TP

Can programming be liberated from function abstraction

When you start working in the programming language theory business, you'll soon find out that lambda abstraction and functions break many nice ideas or, at least, make your life very hard. For example, type inference is easy if you only have var x = ..., but it gets hard once you want to infer type of x in something like fun x -> ... because we do not know what is assigned to x. Distributed programming is another example - sending around data is easy, but once you start sending around function values, things become hard.

Every programming language researcher soon learns this trick. When someone tells you about a nice idea, you reply "Interesting... but how does this interact with lambda abstraction?" and the other person replies "Whoa, hmm, let me think more about this." Then they go back and either give up, because it does not work, or produce something that works, in theory, well with lambda abstraction, but is otherwise quite unusable.

When working on The Gamma project and the little scripting language it runs, I recently went through a similar thinking process. Instead of letting lambda abstraction spoil the party again, I think we need to think about different ways of code reuse.

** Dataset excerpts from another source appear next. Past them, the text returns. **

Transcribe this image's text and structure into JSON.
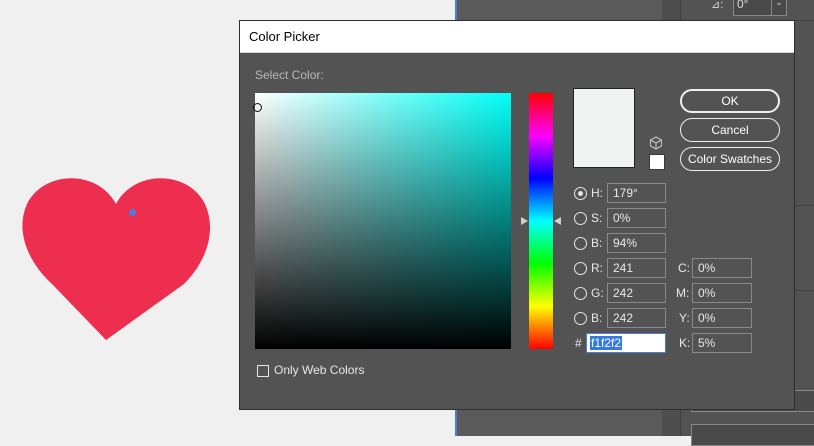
{
  "dialog": {
    "title": "Color Picker",
    "select_label": "Select Color:",
    "buttons": {
      "ok": "OK",
      "cancel": "Cancel",
      "swatches": "Color Swatches"
    },
    "web_colors_label": "Only Web Colors",
    "web_colors_checked": false,
    "current_color": "#f1f2f2",
    "hue_color": "#00fff7",
    "hsb": [
      {
        "label": "H:",
        "value": "179°",
        "checked": true
      },
      {
        "label": "S:",
        "value": "0%",
        "checked": false
      },
      {
        "label": "B:",
        "value": "94%",
        "checked": false
      }
    ],
    "rgb": [
      {
        "label": "R:",
        "value": "241",
        "checked": false
      },
      {
        "label": "G:",
        "value": "242",
        "checked": false
      },
      {
        "label": "B:",
        "value": "242",
        "checked": false
      }
    ],
    "hex_prefix": "#",
    "hex": "f1f2f2",
    "cmyk": [
      {
        "label": "C:",
        "value": "0%"
      },
      {
        "label": "M:",
        "value": "0%"
      },
      {
        "label": "Y:",
        "value": "0%"
      },
      {
        "label": "K:",
        "value": "5%"
      }
    ]
  },
  "background": {
    "heart_color": "#ee2e4e",
    "angle_value": "0°"
  }
}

On not adding functions to The Gamma

I wrote about The Gamma project in the last blog post. The goal of the project is to build easy to use programming tools that can be used to build open and reproducible data-driven stories. Rather than including a chart in an article, you should be able to embed a piece of code that gets the data and creates the chart. This way, anyone can see how the data is processed and can also modify and reuse the code. The Olympic medalists visualization illustrates the ideas.

The Gamma implements a simple programming language that runs in the web browser and lets you get the data and build visualizations. It uses type providers for integrating data into the language. In the Olympics visualization, you can get all US and UK medalists for marathon as follows:


(Open the image in a new window)

The example shows a case where we might want to use a function to avoid code duplication. Rather than getting the medalists for the two countries and then filtering them by discipline twice, could we write a function to perform filtering by discipline and then call it with data for the two countries?

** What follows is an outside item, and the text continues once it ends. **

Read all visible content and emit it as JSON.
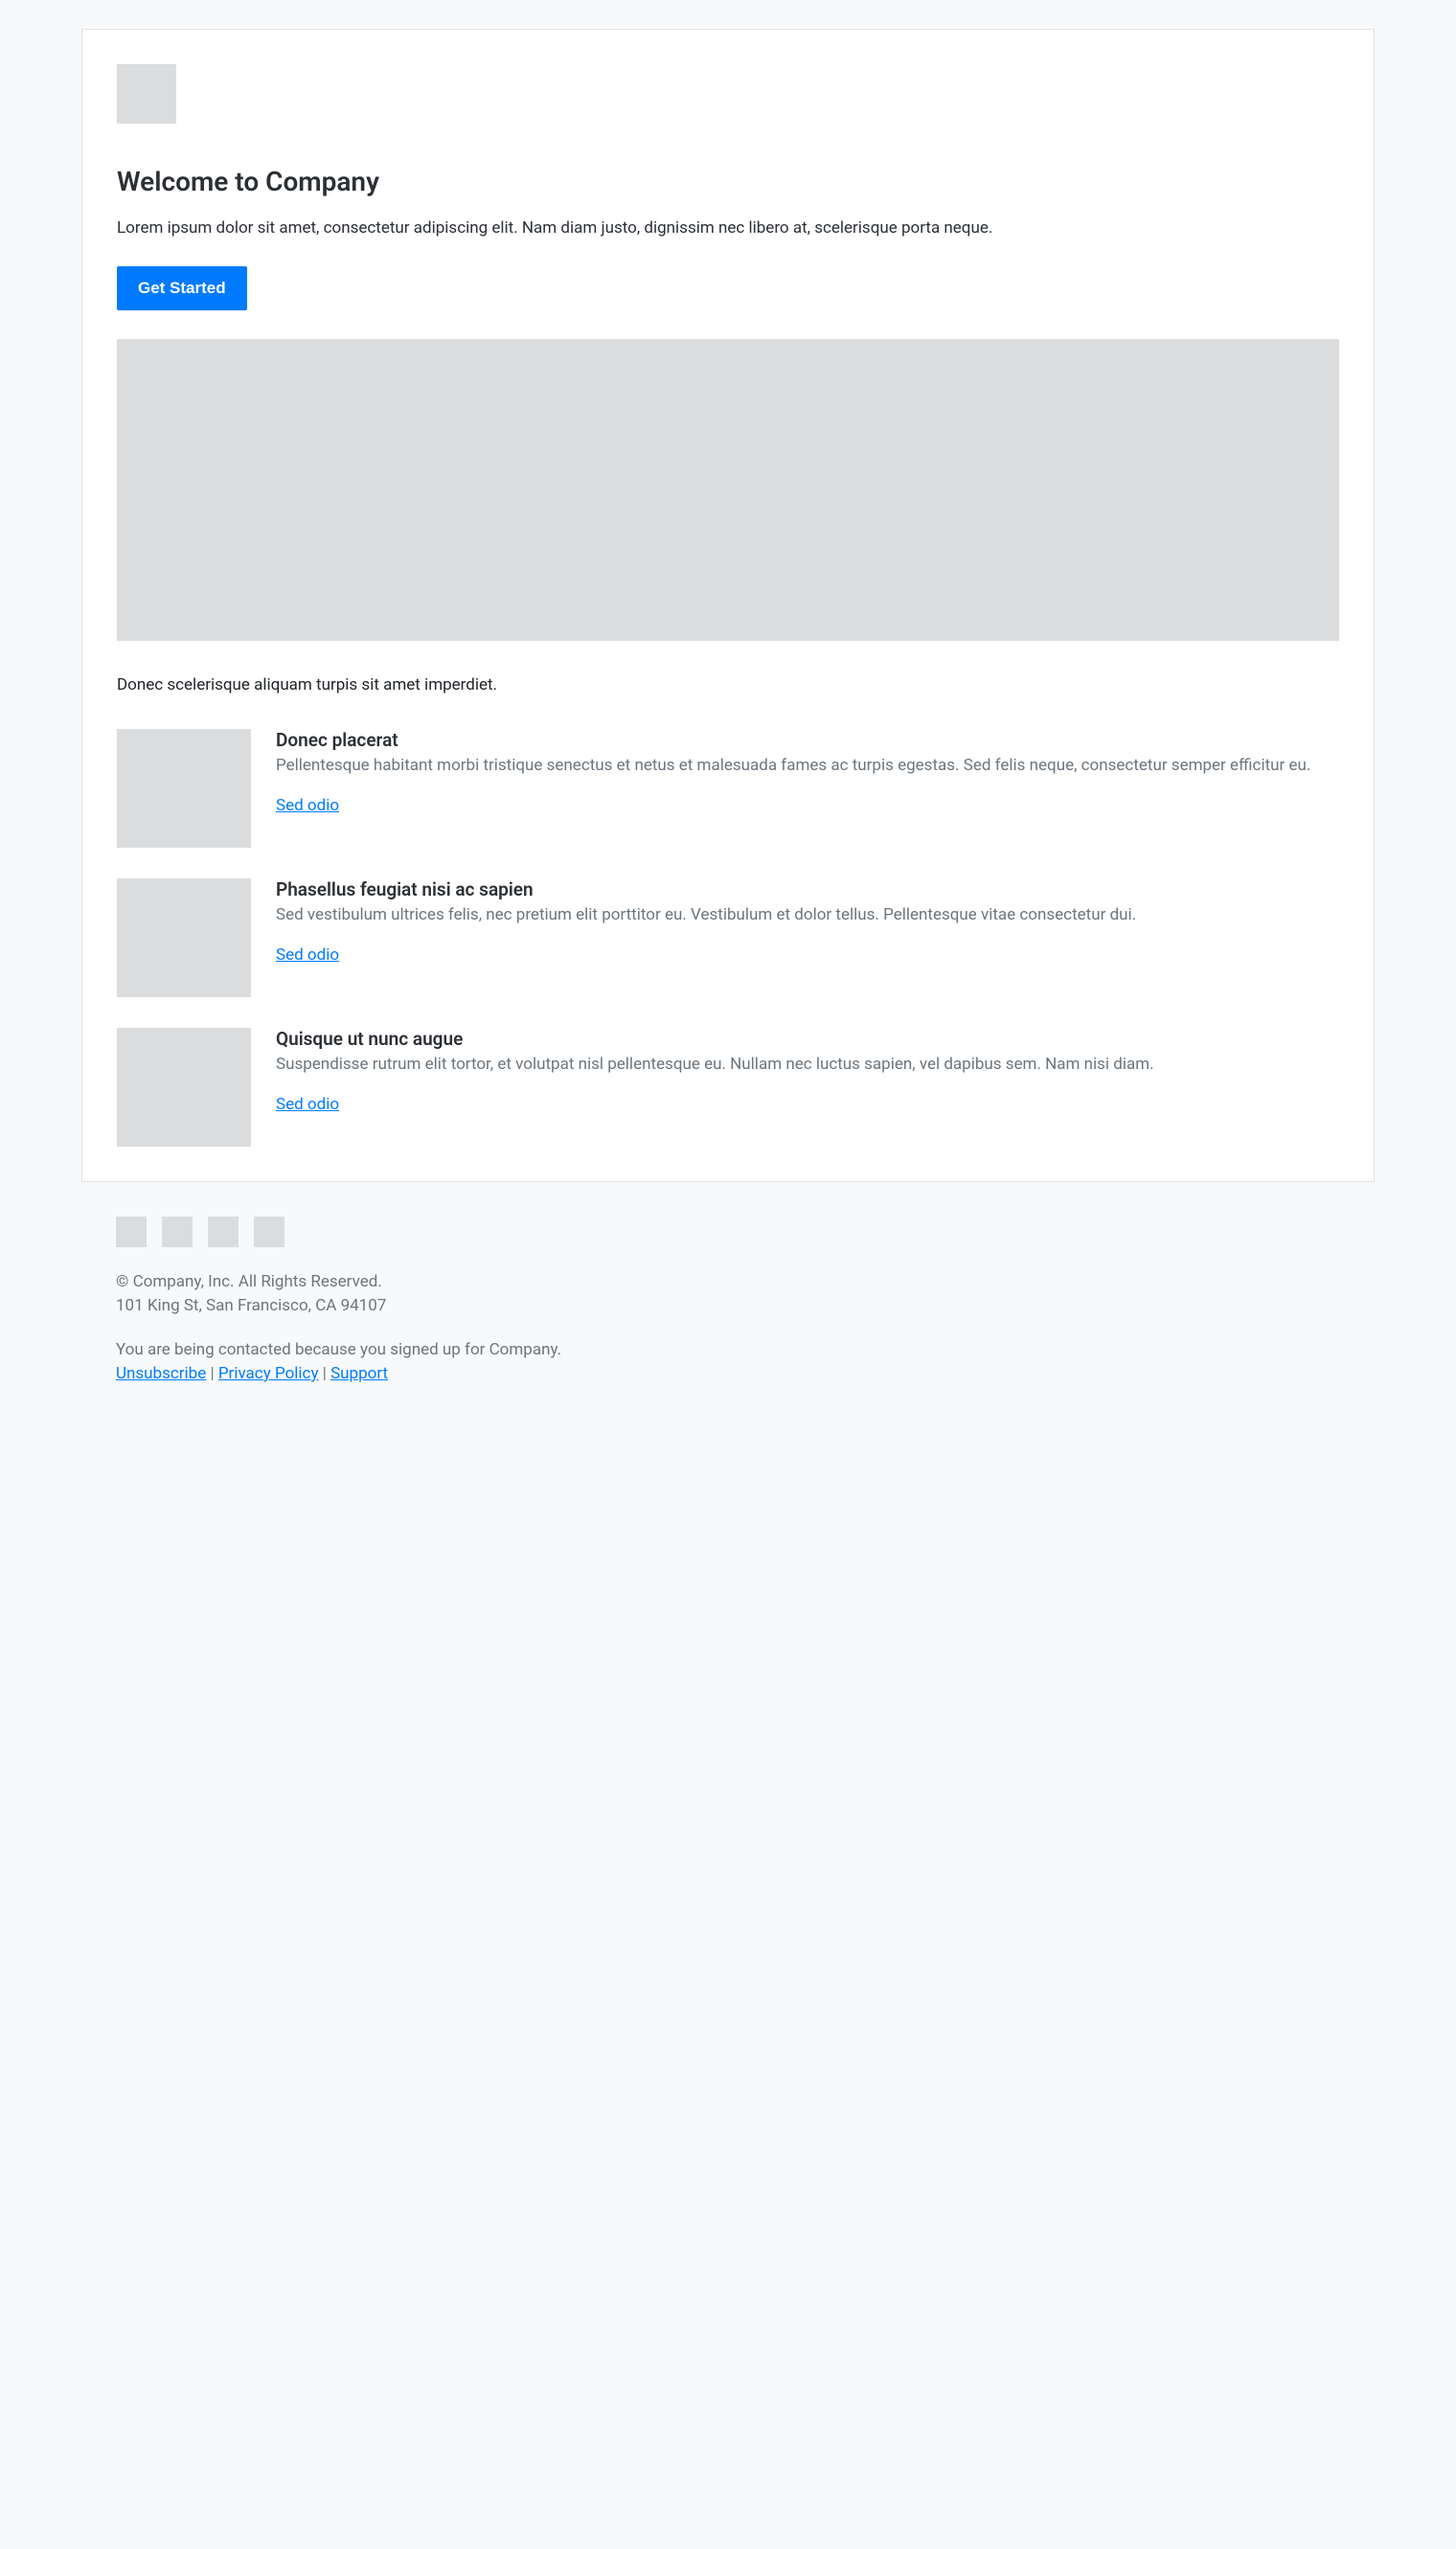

The obvious answer is to add functions (either named or lambda functions). However, this would break many of the nice features that can work exactly because the language does not have functions.

For the record, I'm mainly thinking about scripting and data analytics and so if you read this article with data analytics in mind, it might make more sense. That said, I think the same ideas would apply to "complex systems" - it just requires more imagination.

What is wrong with function abstraction

Let me go through two examples that illustrate some of the problems with function abstraction. The first one will be using the World Bank type provider in F# Data and it illustrates difficulties with types. The second one is using the Chrome JavaScript console and illustrates difficulties with values.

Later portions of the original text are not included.